Sign up to receive posts from The Exchange
Posted By: Mary Knudtson, DNSc, NP, FAAN
June 14, 2022
With the COVID-19 pandemic and influx of global interest in current events, many people started consuming—or starting consuming more—news stories. This increase in overall news consumption makes sense; when the pandemic began, people wanted to get more information about the virus, restrictions, spread, etc. According to Jacqueline Bullis, PhD, a clinical psychologist, "When uncertainty is high, it drives our brains to seek as much information as possible to help us feel in control." On the other hand, staying glued to the news—whether online, on television, or in print—can have both positive and negative effects. Having more information may reduce our anxiety in the short term, but in the long term it may have the opposite effect. These behaviors can cause a cyclical increase in anxiety in the long term, perpetuating the idea that more information equates to more control, causing us to seek out more and more information for a feeling of certainty. As almost nothing is ever certain, and many news providers report stories with varying levels of detail and bias, the overconsumption can actually cause us to feel more anxious. Often, I now hear people say they "need to take a break from the news"; I don't remember hearing that as a common statement in the past.
One strategy is to limit our exposure to troubling news. This is easier said than done, as breaking the cycle of information seeking can be anxiety inducing in its own way. To begin limiting exposure, the first step is to determine what information is helpful versus unhelpful and anxiety inducing. Similarly, it is important to identify which news seeking behaviors are helpful versus damaging (ie, reading the news every morning for 30 minutes vs looking up new information constantly throughout the day).

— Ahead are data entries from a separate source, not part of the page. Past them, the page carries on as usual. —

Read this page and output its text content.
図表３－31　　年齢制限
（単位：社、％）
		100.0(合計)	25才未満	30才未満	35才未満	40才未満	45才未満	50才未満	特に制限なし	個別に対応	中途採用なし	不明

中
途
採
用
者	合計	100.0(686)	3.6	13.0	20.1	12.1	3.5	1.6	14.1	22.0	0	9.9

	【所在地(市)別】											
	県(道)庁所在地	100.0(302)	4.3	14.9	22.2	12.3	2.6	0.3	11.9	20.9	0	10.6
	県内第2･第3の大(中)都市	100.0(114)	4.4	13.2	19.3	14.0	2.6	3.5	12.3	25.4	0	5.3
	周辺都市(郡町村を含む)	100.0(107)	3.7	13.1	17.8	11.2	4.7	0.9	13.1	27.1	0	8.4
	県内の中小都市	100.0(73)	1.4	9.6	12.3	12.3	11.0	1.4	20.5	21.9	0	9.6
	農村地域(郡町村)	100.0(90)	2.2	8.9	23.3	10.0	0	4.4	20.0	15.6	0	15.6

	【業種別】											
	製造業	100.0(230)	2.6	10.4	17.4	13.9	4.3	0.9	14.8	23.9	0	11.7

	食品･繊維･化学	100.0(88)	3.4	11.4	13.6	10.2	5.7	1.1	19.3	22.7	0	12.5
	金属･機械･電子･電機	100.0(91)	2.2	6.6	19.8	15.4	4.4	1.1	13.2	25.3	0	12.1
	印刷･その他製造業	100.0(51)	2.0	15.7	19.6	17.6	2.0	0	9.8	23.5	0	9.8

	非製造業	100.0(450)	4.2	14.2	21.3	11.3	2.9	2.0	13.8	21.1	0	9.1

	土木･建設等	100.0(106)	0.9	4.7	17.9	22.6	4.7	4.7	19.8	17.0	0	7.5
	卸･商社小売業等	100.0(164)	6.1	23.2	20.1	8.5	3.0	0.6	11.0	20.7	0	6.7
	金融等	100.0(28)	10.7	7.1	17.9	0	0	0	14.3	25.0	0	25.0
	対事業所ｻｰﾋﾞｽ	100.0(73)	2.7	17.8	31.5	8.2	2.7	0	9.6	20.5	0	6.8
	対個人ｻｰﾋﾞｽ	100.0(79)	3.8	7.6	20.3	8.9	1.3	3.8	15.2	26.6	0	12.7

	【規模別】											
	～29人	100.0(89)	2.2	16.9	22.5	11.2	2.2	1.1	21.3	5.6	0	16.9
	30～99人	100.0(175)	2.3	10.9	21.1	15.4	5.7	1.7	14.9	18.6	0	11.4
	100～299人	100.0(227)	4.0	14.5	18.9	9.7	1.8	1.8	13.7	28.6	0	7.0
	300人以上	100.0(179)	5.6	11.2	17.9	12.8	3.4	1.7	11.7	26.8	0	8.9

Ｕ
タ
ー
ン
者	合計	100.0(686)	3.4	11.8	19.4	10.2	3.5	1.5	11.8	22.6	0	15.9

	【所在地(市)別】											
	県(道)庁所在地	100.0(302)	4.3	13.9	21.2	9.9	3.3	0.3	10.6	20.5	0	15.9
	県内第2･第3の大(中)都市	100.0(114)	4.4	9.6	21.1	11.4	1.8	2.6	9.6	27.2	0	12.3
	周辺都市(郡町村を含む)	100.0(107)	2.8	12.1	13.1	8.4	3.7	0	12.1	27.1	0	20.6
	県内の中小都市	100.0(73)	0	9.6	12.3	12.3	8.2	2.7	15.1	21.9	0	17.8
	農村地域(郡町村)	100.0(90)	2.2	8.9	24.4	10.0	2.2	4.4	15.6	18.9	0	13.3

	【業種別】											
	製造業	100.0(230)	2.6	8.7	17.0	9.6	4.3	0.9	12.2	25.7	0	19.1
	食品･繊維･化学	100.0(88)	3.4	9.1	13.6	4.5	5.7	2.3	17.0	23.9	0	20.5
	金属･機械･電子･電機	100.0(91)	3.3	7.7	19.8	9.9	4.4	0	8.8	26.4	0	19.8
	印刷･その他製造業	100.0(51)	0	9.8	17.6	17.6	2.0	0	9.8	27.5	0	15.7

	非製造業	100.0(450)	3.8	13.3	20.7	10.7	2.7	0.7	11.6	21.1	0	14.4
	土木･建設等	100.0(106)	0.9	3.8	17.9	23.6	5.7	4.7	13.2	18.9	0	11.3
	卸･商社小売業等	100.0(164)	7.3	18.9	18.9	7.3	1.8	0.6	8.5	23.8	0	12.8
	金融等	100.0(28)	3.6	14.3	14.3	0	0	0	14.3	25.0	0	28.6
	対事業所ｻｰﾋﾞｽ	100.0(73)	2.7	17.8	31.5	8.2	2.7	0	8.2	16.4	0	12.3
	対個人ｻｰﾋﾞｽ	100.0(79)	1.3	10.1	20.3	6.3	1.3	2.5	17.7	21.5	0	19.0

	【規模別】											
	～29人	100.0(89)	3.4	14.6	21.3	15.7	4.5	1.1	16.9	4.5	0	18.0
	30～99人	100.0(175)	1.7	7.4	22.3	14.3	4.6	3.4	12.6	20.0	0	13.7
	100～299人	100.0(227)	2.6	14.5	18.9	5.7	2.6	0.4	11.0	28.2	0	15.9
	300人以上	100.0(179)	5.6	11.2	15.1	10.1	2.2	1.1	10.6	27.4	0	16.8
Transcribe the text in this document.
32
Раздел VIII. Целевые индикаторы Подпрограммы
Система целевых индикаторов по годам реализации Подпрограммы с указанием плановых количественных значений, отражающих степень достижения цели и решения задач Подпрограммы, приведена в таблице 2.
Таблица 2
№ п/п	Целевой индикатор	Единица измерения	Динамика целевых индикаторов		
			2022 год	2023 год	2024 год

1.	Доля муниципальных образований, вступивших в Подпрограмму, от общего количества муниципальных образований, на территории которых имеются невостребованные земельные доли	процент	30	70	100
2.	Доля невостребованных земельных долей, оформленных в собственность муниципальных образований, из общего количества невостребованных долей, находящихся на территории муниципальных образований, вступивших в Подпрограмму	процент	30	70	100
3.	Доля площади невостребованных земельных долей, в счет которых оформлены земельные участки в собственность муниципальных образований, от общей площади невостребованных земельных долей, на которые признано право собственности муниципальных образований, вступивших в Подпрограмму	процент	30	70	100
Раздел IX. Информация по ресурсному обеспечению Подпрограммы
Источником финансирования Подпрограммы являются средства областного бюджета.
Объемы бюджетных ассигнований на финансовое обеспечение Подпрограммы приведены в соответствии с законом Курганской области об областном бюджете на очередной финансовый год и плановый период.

We can also be selective about which media sources we choose to get information from. For many people, sticking to sources they trust can be helpful. Additionally, people can also seek out positive stories each day to contrast some of the stressful news. Reading or hearing about positive stories can be inspiring and help us remember that there is still good news to be celebrated in our world.
Next time you hear someone say they are limiting the amount of time they spend listening or reading the news or being on social media, suggest that instead of avoiding the news, they work to balance their consumption of it. Afterall, balance is beneficial in all aspects of our lives.
- McLean Hospital. How much news is too much news for good mental health? www.mcleanhospital.org/essential/how-much-news-too-much-news-good-mental-health. Accessed June 2, 2022.